Primer equipo de Fanaloza en los cincuenta. |
El fútbol oficial en Penco, es decir aquel correspondiente a
la “primera división” del torneo regional del balompié, era reverenciado por
adultos y niños quienes asistían masivamente al estadio de la refinería cada
día domingo. Siempre había un protagonista que hacía de local en ese recinto ya
fuera Coquimbo, Fanaloza o los de Lirquén Vipla y Minerales. Por ese motivo,
cada vez las aposentarías estaban colmadas de fanáticos. Y no sólo las galerías
de tablones, sino también las dos elevaciones junto a la cancha: el sitio
baldío de entonces (hoy escuela Italia) donde la altura permitía ver por encima
del muro del recinto y la esquina de Membrillar con O’Higgins. En esos lugares
privilegiados se apostaba mucha gente a ver lo que se podía ver.
Dentro del recinto, esto es relevante, no había ni rejas ni vallas metálicas entre la cancha y las
aposentadurías. Existía sólo una baranda de
madera que separaba más bien simbólicamente el pasillo que permitía al público
circular o buscar ubicación y las líneas laterales del campo de juego marcadas
con cal. Es decir, cualquier fanático podría haber entrado a la cancha, porque
ni siquiera había resguardo de carabineros. Pero, los hinchas de entonces eran
respetuosos, reverenciaban esas normas no escritas de buen comportamiento.

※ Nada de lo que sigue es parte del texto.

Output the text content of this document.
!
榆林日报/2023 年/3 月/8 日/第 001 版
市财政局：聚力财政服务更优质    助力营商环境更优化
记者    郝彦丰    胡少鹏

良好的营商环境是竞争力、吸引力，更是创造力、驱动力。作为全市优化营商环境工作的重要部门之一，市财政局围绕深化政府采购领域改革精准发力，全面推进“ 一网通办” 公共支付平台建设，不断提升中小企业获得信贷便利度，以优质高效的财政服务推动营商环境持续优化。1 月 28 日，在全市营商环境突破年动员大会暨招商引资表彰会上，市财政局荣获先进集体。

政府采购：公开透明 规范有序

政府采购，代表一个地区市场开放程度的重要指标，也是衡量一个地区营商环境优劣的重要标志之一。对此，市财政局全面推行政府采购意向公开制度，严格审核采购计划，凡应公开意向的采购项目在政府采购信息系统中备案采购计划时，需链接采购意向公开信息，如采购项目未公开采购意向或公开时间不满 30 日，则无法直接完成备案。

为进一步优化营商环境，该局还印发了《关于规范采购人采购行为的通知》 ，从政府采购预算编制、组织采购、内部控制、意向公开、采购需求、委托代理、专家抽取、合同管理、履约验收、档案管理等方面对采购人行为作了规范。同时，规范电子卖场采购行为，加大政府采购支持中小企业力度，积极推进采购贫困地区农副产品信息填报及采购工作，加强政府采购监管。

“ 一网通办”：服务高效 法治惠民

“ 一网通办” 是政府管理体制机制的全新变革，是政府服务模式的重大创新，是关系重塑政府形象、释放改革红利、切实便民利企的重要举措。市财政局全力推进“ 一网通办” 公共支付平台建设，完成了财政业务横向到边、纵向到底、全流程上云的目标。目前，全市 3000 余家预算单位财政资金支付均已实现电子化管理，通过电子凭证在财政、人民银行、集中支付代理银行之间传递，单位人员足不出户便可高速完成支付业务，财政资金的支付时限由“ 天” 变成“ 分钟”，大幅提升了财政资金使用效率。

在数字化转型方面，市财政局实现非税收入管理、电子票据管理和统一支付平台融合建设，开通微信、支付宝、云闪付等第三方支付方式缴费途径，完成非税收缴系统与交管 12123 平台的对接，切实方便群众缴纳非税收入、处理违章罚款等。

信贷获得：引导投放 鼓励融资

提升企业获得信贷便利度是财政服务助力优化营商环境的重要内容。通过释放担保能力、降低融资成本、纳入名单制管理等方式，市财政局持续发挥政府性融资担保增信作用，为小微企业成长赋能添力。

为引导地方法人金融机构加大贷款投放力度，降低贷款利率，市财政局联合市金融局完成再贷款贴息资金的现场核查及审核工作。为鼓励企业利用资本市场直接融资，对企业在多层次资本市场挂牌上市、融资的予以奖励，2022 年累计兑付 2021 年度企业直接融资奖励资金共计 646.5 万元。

Sólo la conducta que se observa hoy en los estadios europeos era comparable al
modo de comportarse de los pencones.
Fútbol en la cancha el Fortín de la Refinería. |
Dependiendo de la importancia del partido, algunas veces una hora antes del encuentro, en medio de la cancha actuaba el orfeón de la
refinería ejecutando hermosas marchas militares herencia de la Segunda Guerra
Mundial. Esta banda la integraban trabajadores refineros y vecinos que tocaban
mayormente instrumentos de vientos como trompetas, clarines, clarinetes,
requintos, bajos y oboes. Y para el ritmo: tambores, bombos y platillos. Vestían uniforme azul
oscuro, camisa blanca, corbata azul y una gorra del color del traje. Sus
interpretaciones eran de un excelente nivel, pues seguían rigurosamente
partituras y arreglos bajo la conducción autorizada de la batuta de un
director.
Pero, ésos eran los flecos. Veamos qué pasaba en los
entretiempos. Decíamos que los padres llevaban sus hijos al estadio, quienes
miraban los partidos quietitos en sus asientos. Alguien diría que ahí estaban
“que cortaban las huinchas”. Por eso, cuando el árbitro daba por terminada la
primera parte y los jugadores volvían al camarín, estallaba otra fiesta en el
estadio de la refinería: decenas, si no cientos de niños saltaban de sus
asientos y entraban masivamente y corriendo a la cancha. Nadie sabía de dónde
salían pelotas y se armaban las pichangas de todos contra todos. Como los
“jugadores” eran tantos, se levantaba gran polvareda. Los niños perseguían las
pelotas, se daban patadas, salían corriendo, cometían fouls, chuteaban al arco.
Era un caos pero también una gran diversión que se podía presenciar desde las
tribunas. La gente gritaba a los niños “jugadores”, los aplaudía, los llamaba
por sus nombres en la multitud. Tal era el espectáculo, valor agregado, que se
producía en el entretiempo. La fiesta terminaba y todos volvían a las tribunas
a sentarse junto a sus padres cuando la triada de árbitros regresaba al campo
de juego para reiniciar las acciones.